Lascañas claimed on Monday that the Davao Death Squad (DDS) killed people on orders of then-Davao City Mayor Rodrigo Duterte, a turn-around from his statement in an earlier Senate hearing that the group was only a product of media hype.
Trillanes said Lascañas was "guilt-stricken" after his first appearance, and he will reveal his reasons "at the proper time when he appears at the Senate."
LASCAÑAS WAS UNPREPARED
From what he gathered, Trillanes said, Lascañas had a "spiritual reawakening" after a successful kidney transplant and wanted to rid himself of his old ways when he was part of the DDS.
"He viewed that second lease on life as [something that] has a meaning and he wants to pursue a new path and from that time on, he steered clear of the work of Davao Death Squad. He was using his medical condition as an alibi not to continue working for them, but he continued to be part of the DDS technically," he said.
"He has been receiving allowances monthly from them, but wasn’t killing anybody anymore," he added.
From then, Lascañas supposedly "got close to some members of the Church," and wanted to make up for all of the sins he committed while he was part of the vigilante group.

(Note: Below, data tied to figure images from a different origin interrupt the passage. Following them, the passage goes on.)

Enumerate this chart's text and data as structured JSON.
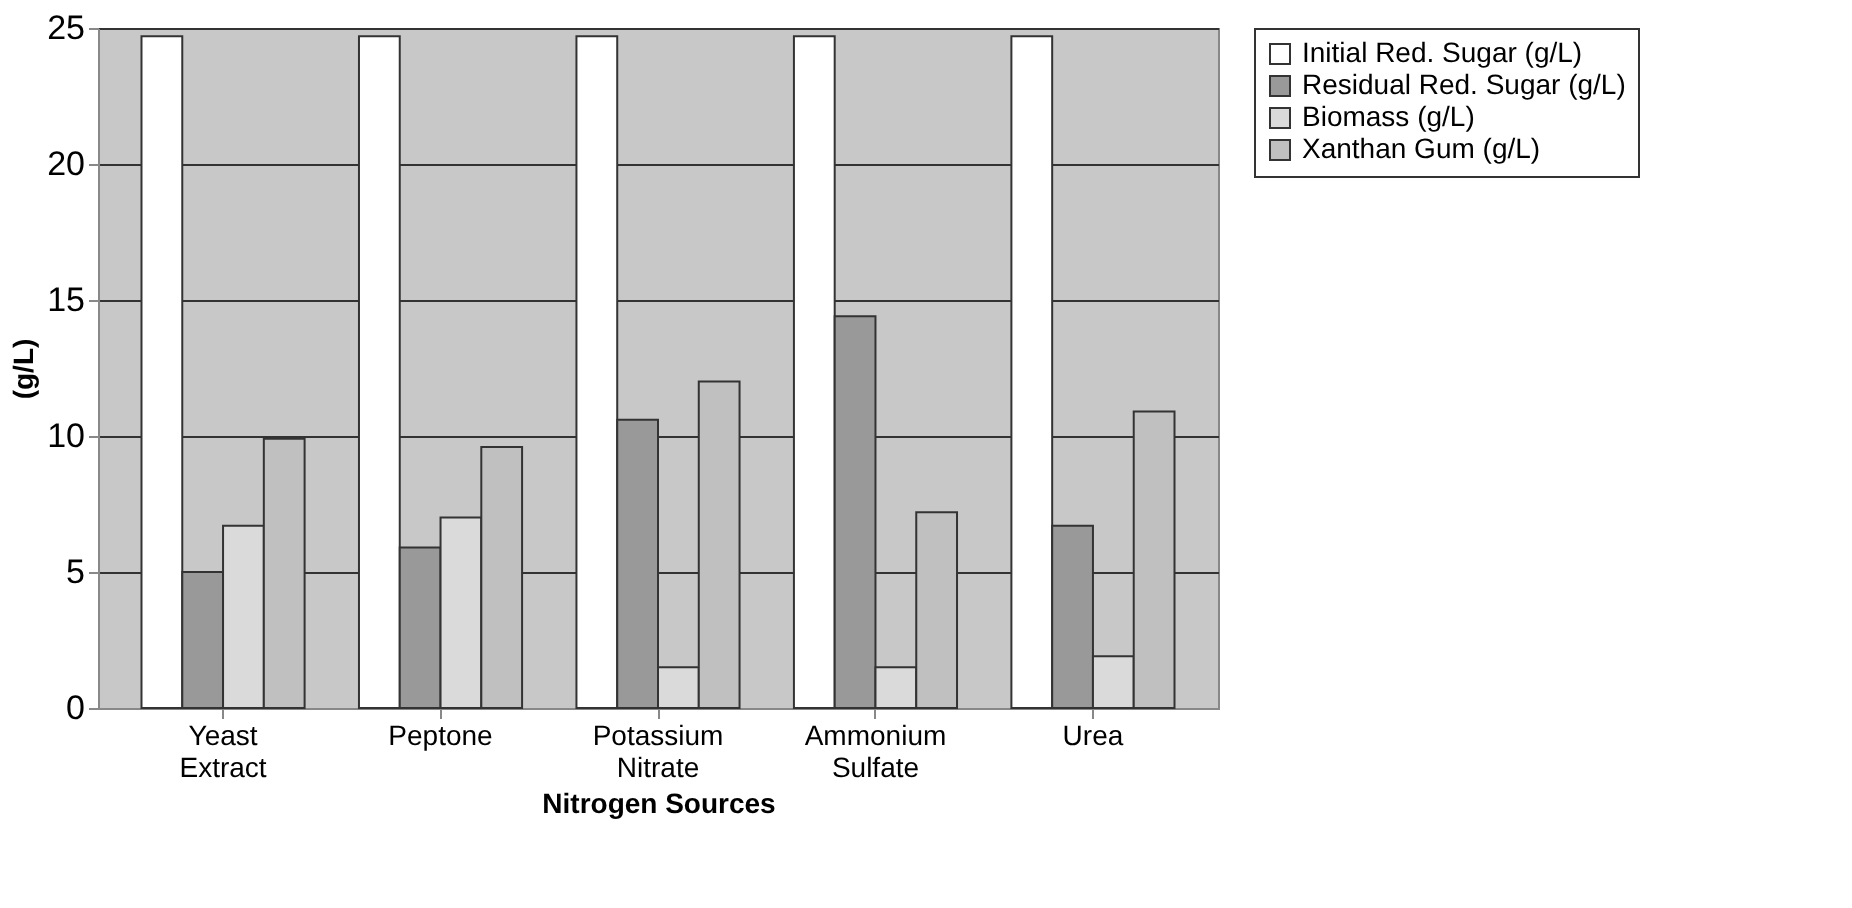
{
  "chart_data": {
    "type": "bar",
    "xlabel": "Nitrogen Sources",
    "ylabel": "(g/L)",
    "categories": [
      "Yeast Extract",
      "Peptone",
      "Potassium Nitrate",
      "Ammonium Sulfate",
      "Urea"
    ],
    "series": [
      {
        "name": "Initial Red. Sugar (g/L)",
        "color": "#ffffff",
        "values": [
          24.7,
          24.7,
          24.7,
          24.7,
          24.7
        ]
      },
      {
        "name": "Residual Red. Sugar (g/L)",
        "color": "#999999",
        "values": [
          5.0,
          5.9,
          10.6,
          14.4,
          6.7
        ]
      },
      {
        "name": "Biomass (g/L)",
        "color": "#dadada",
        "values": [
          6.7,
          7.0,
          1.5,
          1.5,
          1.9
        ]
      },
      {
        "name": "Xanthan Gum (g/L)",
        "color": "#c0c0c0",
        "values": [
          9.9,
          9.6,
          12.0,
          7.2,
          10.9
        ]
      }
    ],
    "ylim": [
      0,
      25
    ],
    "yticks": [
      0,
      5,
      10,
      15,
      20,
      25
    ],
    "grid": "y",
    "legend": "right"
  }
}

However, when the invitation to attend the Senate probe into the spate of deaths in Duterte's war on drugs came, he was caught unprepared, according to Trillanes.

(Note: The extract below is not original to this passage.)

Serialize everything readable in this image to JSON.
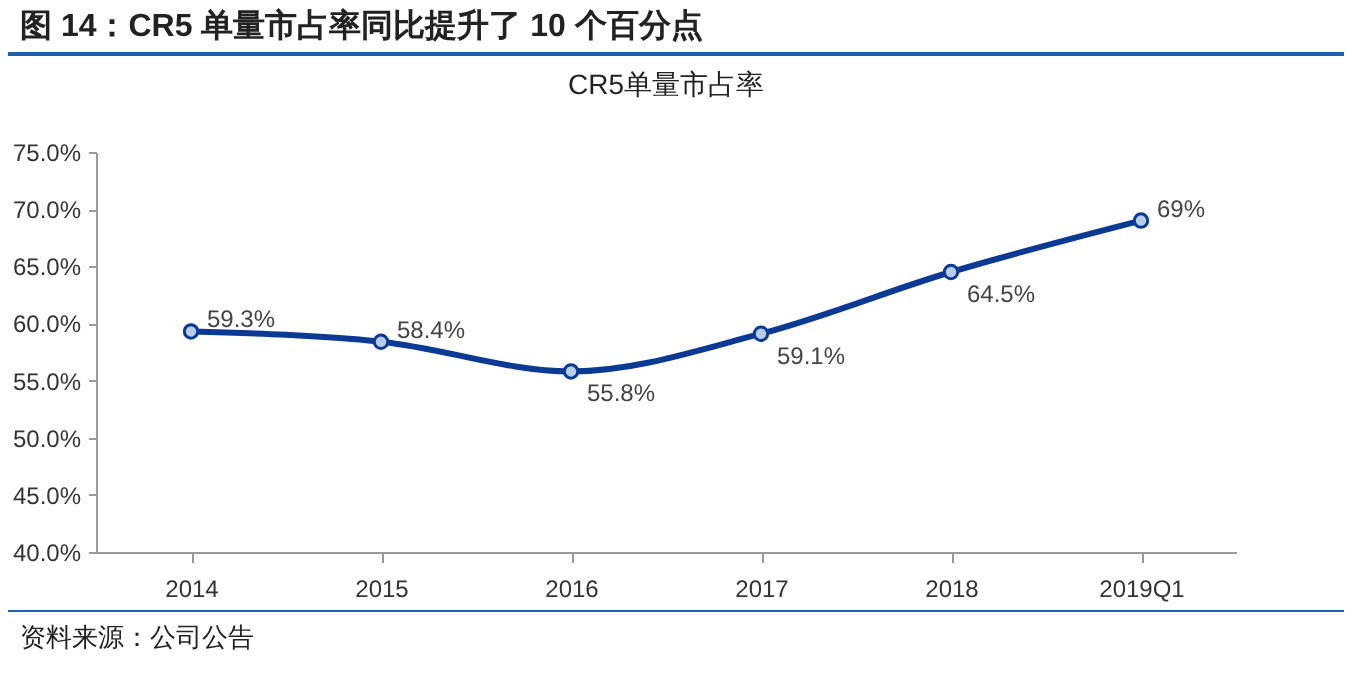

"When the time came that he was asked to appear before the Senate, he wasn’t prepared psychologically, emotionally, and his family had yet to be secured, so it was a dilemma for him, so he succumbed, according to him, to that weakness," he said.
"But after that, he was guilt-stricken and that’s why he eventually had to publicly confess," he added.
Trillanes insisted that although they had known about Lascañas' confession as early as January, "the timing [for Lascanas' disclosure] is whenever we were ready." He insisted that the confession is not a diversionary tactic from the drug cases filed against Senator Leila de Lima.
"There was a process. We had to check his sincerity in coming out because we didn’t want to get burned by presenting him again and turning his guns on us at one point. We needed to be careful and there was a process of securing his family, preparing the affidavit, and so on and so forth," he said.
Trillanes said Lascañas asked of them nothing else but security for his family, and they offered that "on a very, very limited scale."
"Before anybody would insinuate that he was motivated by money, just remember that this man is risking his life. What is the price of a man’s life? I don’t think you can put a price tag on that," he said.
Trillanes said the Senate should provide "some semblance of security if not protective custody" to Lascañas when he appears at a Senate inquiry.
The senator had asked the Committee on Public Order, chaired by Senator Panfilo Lacson, to investigate Lascañas' confession. Lacson confirmed receiving the referral.